Many, many developers are chasing the mobile gaming market on cell phones, where they try to make exciting game play profitable at $3 a throw. Meanwhile, in a less crowded area of the mobile market a smaller band of companies like MDM Inc, Pocket PC Studios, and tools developer Fathammer are focusing on the elite handheld market where price points ($20 and up) are more lucrative and the opportunity to break through with sophisticated game designs is more likely. PDAs, the new Smartphone platform, the Nokia N-Gage, and some portable platforms that have yet to emerge from Sony and other hardware manufacturers are about to explode, say some of these developers.

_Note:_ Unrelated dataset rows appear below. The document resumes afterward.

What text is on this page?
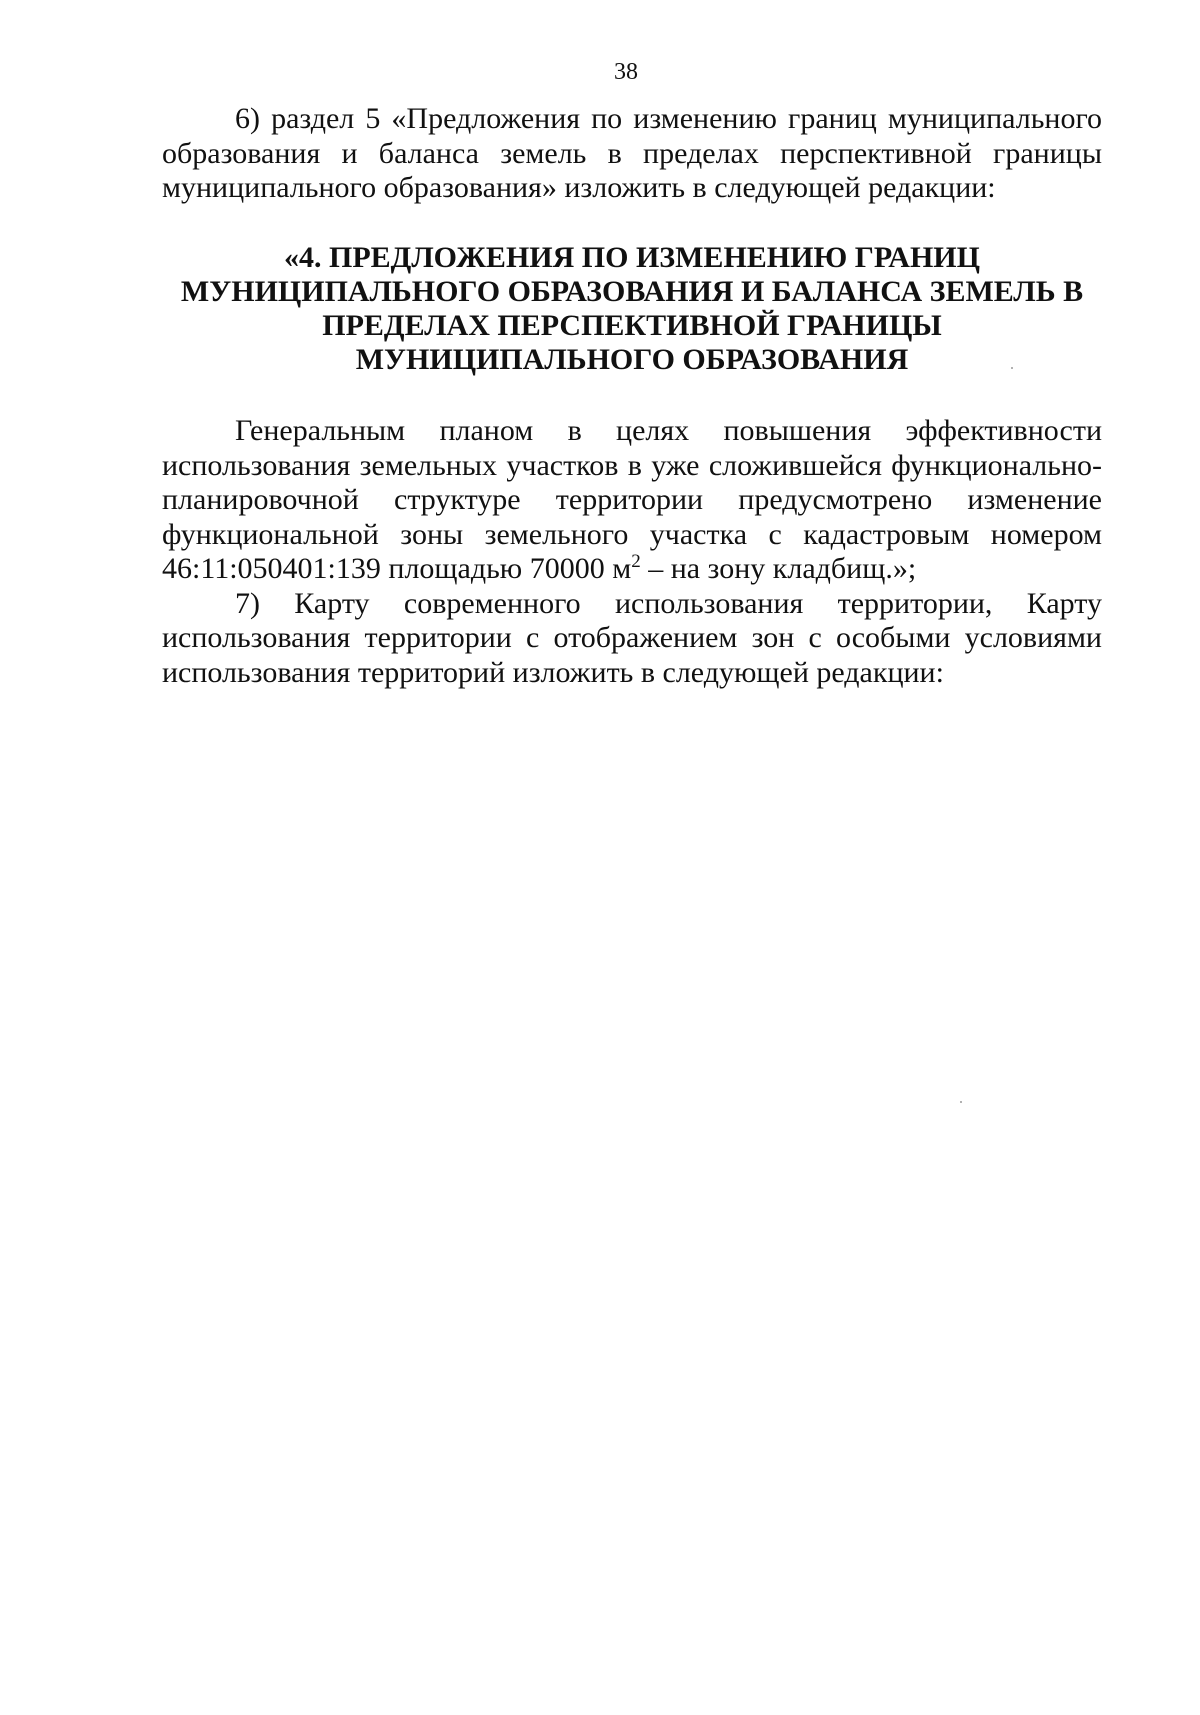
38

6) раздел 5 «Предложения по изменению границ муниципального образования и баланса земель в пределах перспективной границы муниципального образования» изложить в следующей редакции:

«4. ПРЕДЛОЖЕНИЯ ПО ИЗМЕНЕНИЮ ГРАНИЦ МУНИЦИПАЛЬНОГО ОБРАЗОВАНИЯ И БАЛАНСА ЗЕМЕЛЬ В ПРЕДЕЛАХ ПЕРСПЕКТИВНОЙ ГРАНИЦЫ МУНИЦИПАЛЬНОГО ОБРАЗОВАНИЯ

Генеральным планом в целях повышения эффективности использования земельных участков в уже сложившейся функционально-планировочной структуре территории предусмотрено изменение функциональной зоны земельного участка с кадастровым номером 46:11:050401:139 площадью 70000 $м^2$ – на зону кладбищ.»;

7) Карту современного использования территории, Карту использования территории с отображением зон с особыми условиями использования территорий изложить в следующей редакции:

"The PDA space is $20 million to $30 million with huge potential upside with new players like N-Gage, TapWave and [more advanced] cell phones," says Barry Cottle, CEO, MDM, Inc., which claims an 85% share of the PDA games market with marquee titles like Age of Empires and Atari Retro. MDM has sold over 200,000 units of its compilation Game Essentials.

There is also a great deal of opportunity here to satisfy under-served niches on a platform that has tended toward puzzle and arcade titles, says G.R. Moore, president of PocketPC Studios, which recently published a handheld version of the classic Warlords II. "RPGs and turn-based strategy are nearly unheard of on PPC devices, thus the success of Warlords II. Sports games are another genre that has little representation," although his company is releasing Hockey Mogul next year.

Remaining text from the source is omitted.